Select a quiet location. Choosing a good location for you to clip your bird's wings will help keep your pet as calm as possible during the process. Try to choose a location away from your bird's cage, away from any loud, sudden noises, and away from the traffic of the household. Removing your bird from areas that they are familiar with will make them less likely to jump or fight while they are getting their wings trimmed, so a quiet spot like a spare bedroom or bathroom is ideal.
Recruit help if necessary. The very first time to clip your bird's wings, and subsequent times until you are confident that you can handle the procedure yourself, it's a good idea to have a friend or family member help restrain your bird for you while you do the trimming. Most wing clipping accidents stem from trying to work on birds that are not properly restrained, so you can minimize a great deal of risk by having a partner help you while you are learning.
Restrain your bird using a towel. By "toweling your bird", you will put your bird into a comfortable but secure position so that you can examine the wings and trim the necessary feathers without fear of being bitten or scratched while minimizing the risk that your bird will be able to jump, twist, or lunge. This makes the wing clipping process much safer for all involved.
Clip only the primary flight feathers. Different people like different styles of wing-clipping, but in general, the most widely accepted, efficient, and effective method is to clip only the first five primary flight feathers on each of your bird's wings. These feathers, along with an approximate location to start the trim-line, are highlighted in green in the accompanying photo.
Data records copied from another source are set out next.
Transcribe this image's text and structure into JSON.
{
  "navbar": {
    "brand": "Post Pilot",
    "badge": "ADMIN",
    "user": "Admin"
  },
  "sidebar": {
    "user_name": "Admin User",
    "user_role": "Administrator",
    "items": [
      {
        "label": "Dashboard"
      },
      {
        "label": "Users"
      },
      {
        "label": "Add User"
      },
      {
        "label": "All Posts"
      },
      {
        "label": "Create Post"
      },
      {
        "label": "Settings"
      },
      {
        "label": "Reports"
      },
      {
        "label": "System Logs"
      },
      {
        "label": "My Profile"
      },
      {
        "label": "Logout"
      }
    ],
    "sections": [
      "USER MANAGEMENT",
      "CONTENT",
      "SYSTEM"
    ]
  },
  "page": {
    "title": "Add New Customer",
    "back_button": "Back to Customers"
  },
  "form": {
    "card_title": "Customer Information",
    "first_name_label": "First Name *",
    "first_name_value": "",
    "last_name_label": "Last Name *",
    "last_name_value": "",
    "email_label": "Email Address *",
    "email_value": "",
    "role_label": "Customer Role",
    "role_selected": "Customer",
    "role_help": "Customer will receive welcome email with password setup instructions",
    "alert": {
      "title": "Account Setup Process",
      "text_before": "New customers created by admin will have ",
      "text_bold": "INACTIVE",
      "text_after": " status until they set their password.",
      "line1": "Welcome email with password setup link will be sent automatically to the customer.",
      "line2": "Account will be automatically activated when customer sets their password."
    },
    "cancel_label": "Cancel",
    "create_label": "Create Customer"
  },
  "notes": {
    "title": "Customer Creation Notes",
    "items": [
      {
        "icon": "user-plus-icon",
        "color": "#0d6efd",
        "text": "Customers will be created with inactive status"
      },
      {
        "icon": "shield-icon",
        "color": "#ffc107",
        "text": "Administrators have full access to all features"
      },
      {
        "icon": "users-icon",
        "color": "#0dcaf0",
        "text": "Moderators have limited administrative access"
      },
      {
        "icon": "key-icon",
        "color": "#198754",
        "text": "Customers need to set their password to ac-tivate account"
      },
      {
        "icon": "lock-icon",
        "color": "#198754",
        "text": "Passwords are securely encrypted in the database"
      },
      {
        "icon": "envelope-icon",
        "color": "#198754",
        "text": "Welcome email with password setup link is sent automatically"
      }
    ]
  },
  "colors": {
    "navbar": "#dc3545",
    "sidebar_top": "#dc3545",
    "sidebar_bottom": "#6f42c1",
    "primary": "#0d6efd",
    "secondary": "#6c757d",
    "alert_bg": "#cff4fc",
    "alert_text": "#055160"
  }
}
When trimming the feathers, be sure that you use sharp scissors and avoid cutting into feather shafts that appear dark in color. A dark feather shaft indicates a blood feather, which can cause serious problems if broken or cut. If you do happen to catch a blood feather between your blades, check here to find out how to fix a broken blood feather.
Once you are done trimming your bird's wings, place the bird back inside of its cage and allow it to rest for a couple of hours. Wing trims can be very stressful for pet birds, so allowing them time to relax and recoup their strength before any further interaction is imperative. After several sessions, however, your bird should become more used to wing trims, and become more agreeable during and after the procedure.
You can re-trim your bird's wings anytime it becomes necessary and you see your bird regaining full flight. In general, this occurs every 4 to 6 weeks as old feathers are molted away and new ones grow in. Each time, even as you become more confident in your wing trimming prowess, keep safety as your top priority. Doing so will ensure that you and your bird will have many more happy times together.